Belki de aile içinde ki huzursuzlukta, erkeğin mesuliyeti kadınınkinden daha büyüktür.Ancak biz biliyoruz ki değiştirebileceğimiz yegane varlık kendimiziz. Görsel eğitimin kalıcılığı ve kadınlarımızın televizyon seyretmeye olan düşkünlüğünden hareketle; bu proje kapsamında ‘Hayal İçinde Aile’ adlı bir oyun sahneye kondu.Tiyatro ile amacımız, kadınlar olarak yaptığımız hataları görüp düzeltmeye, kendimizi değiştirmeye yönelikti. Köhne binalar bile gençleşirken, kurumuş otlar bile tazelenirken, yeterli özen ve emekle şu hayatta her şey yenilenirken, insan nasıl değişmez, değişemezdi?

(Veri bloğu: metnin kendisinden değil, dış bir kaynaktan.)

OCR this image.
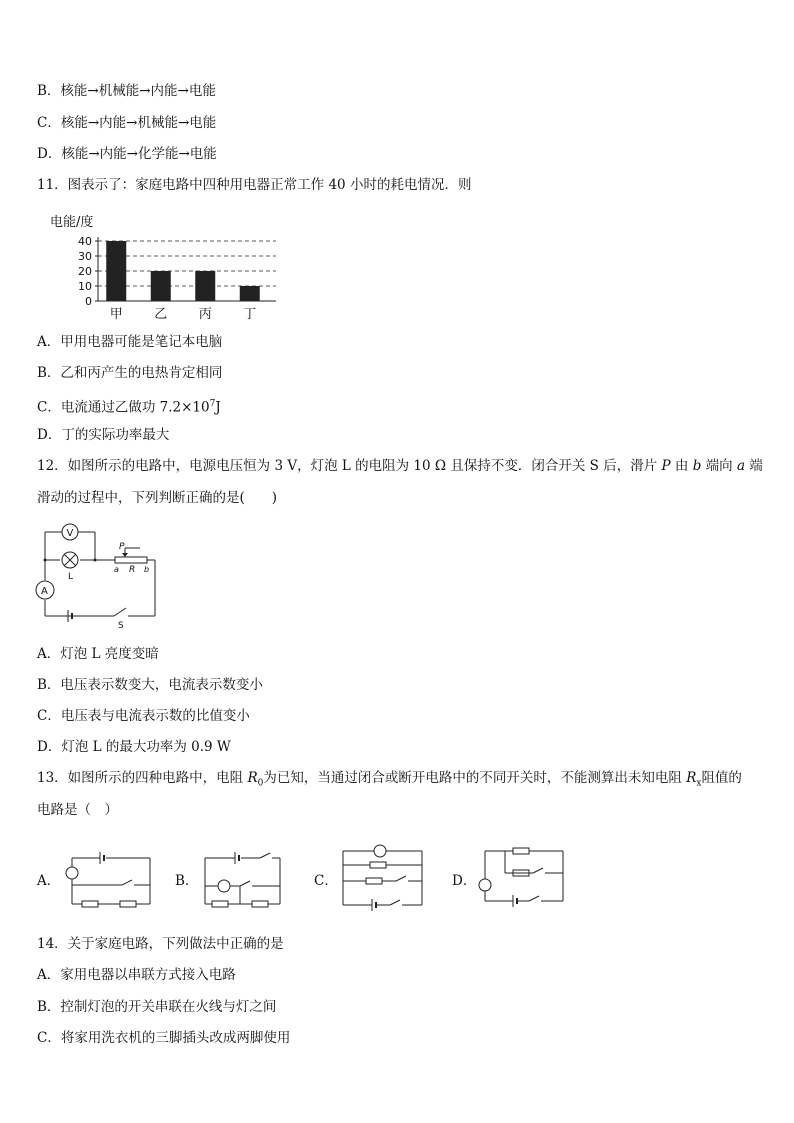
B．核能→机械能→内能→电能
C．核能→内能→机械能→电能
D．核能→内能→化学能→电能
11．图表示了：家庭电路中四种用电器正常工作 40 小时的耗电情况．则
电能/度
0
10
20
30
40
甲 乙 丙 丁
A．甲用电器可能是笔记本电脑
B．乙和丙产生的电热肯定相同
C．电流通过乙做功 $7.2\times 10^7J$
D．丁的实际功率最大
12．如图所示的电路中，电源电压恒为 3 V，灯泡 L 的电阻为 10 Ω 且保持不变．闭合开关 S 后，滑片 P 由 b 端向 a 端
滑动的过程中，下列判断正确的是(　　)
V
A
L
P
a R b
S
A．灯泡 L 亮度变暗
B．电压表示数变大，电流表示数变小
C．电压表与电流表示数的比值变小
D．灯泡 L 的最大功率为 0.9 W
13．如图所示的四种电路中，电阻 $R_0$为已知，当通过闭合或断开电路中的不同开关时，不能测算出未知电阻 $R_x$阻值的
电路是（　）
A．	B．	C．	D．
14．关于家庭电路，下列做法中正确的是
A．家用电器以串联方式接入电路
B．控制灯泡的开关串联在火线与灯之间
C．将家用洗衣机的三脚插头改成两脚使用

İnsan gayet tabi değişirdi. Değişime rağmen, ailede yine şiddet var olursa kadınlarımız kendi haklarını ve nereye başvuracaklarını bilsinler istedik. Masum ve hakkını aramak iktidarından mahrum kadın istemiyoruz, bilin istedik. Sadece yaptıklarımızdan değil yapmadıklarımızdan da sorumluyuz. Artık 10 yıl önceki Türkiye ve onun şartları yok. Dolayısıyla kabahati zamana ve şartlara atmak gibi bir lüksümüzde yok . Kadınlarını eğitmeyen kendisi için reva gördüğü hakları kadınlardan esirgeyen, kadın zarafetini ve şefkatini chanel replica istismar eden hiçbir toplumun medenileşme imkan ve ihtimali yoktur. Bu kitapçık, bu maksatla basılmıştır. Bu proje, medenileşme deryasında damla olma umudunu taşımaktadır.Umuyoruz ki; aile ve şiddet kelimeleri bir daha hiç bir araya gelmesin.
Biz bunun için saatler, haftalar, seneler boyu aşkla, muhabbetle, tutkuyla didinmeye, karınca gibi çalışmaya hazırız. Peki siz üzerinize düşeni yapmaya hazır mısınız?